Szłem lasem. Ciemnym lasem. Sam. Nagle coś zaczęło biec w moją stronę. Uciekałem, to mnie goniło.
Niestety, przewróciłem się o wystający z ziemi korzeń. Złapało mnie. A raczej złapała. Wstałem, zobaczyłem dziewczynę. Ale nie była zwykła. Miała czarne oczy, całe czarne.-Natan! Wstawaj w tej chwili!- usłyszałem głos mojej matki. -zaraz spóźnisz się do szkoły!

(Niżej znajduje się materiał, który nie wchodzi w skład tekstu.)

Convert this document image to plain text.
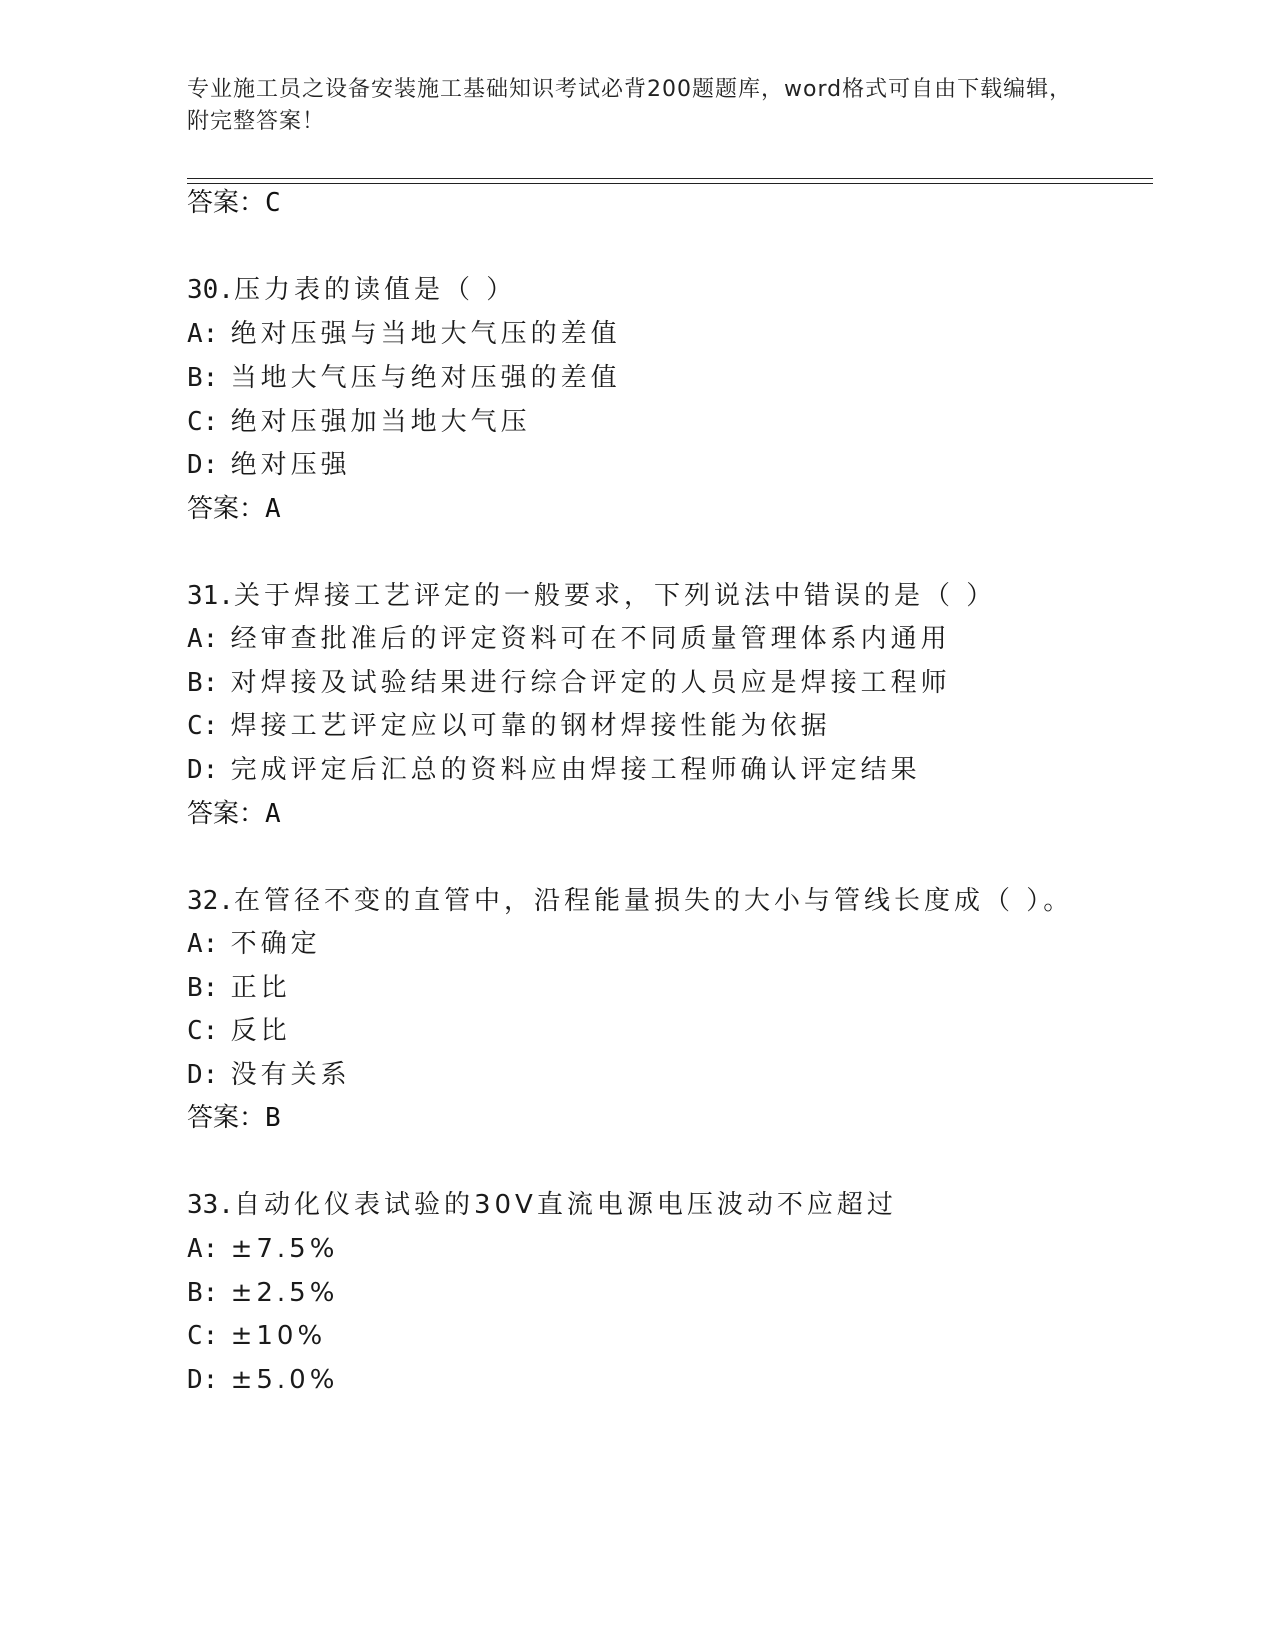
专业施工员之设备安装施工基础知识考试必背200题题库，word格式可自由下载编辑，附完整答案！
答案：C
30.压力表的读值是（ ）
A: 绝对压强与当地大气压的差值
B: 当地大气压与绝对压强的差值
C: 绝对压强加当地大气压
D: 绝对压强
答案：A
31.关于焊接工艺评定的一般要求，下列说法中错误的是（ ）
A: 经审查批准后的评定资料可在不同质量管理体系内通用
B: 对焊接及试验结果进行综合评定的人员应是焊接工程师
C: 焊接工艺评定应以可靠的钢材焊接性能为依据
D: 完成评定后汇总的资料应由焊接工程师确认评定结果
答案：A
32.在管径不变的直管中，沿程能量损失的大小与管线长度成（ ）。
A: 不确定
B: 正比
C: 反比
D: 没有关系
答案：B
33.自动化仪表试验的30V直流电源电压波动不应超过
A: ±7.5%
B: ±2.5%
C: ±10%
D: ±5.0%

-Już idę..-niechętnie wstałem z łózka i podeszłem do szafy. Wybrałem pierwszy lepszy ubiór, i poszłem do łazienki. Zrobiłem poranną rutynę, po czym udałem się do szkoły.O godzinie 15:30 usłyszałem ostatni dzwonek. Szybkim krokiem poszedłem do szatni. Przebrałem buty, założyłem słuchawki i w dobrym humorze szłem do domu.
Gdy byłem już w progu, zdjąłem buty i weszłem do domu.
-Cześć Mamo!-Oczekiwałem odpowiedzi. Ku mojemu zdziwieniu nie otrzymałem jej. Poszedłem do salonu, ale tam nie było mamy.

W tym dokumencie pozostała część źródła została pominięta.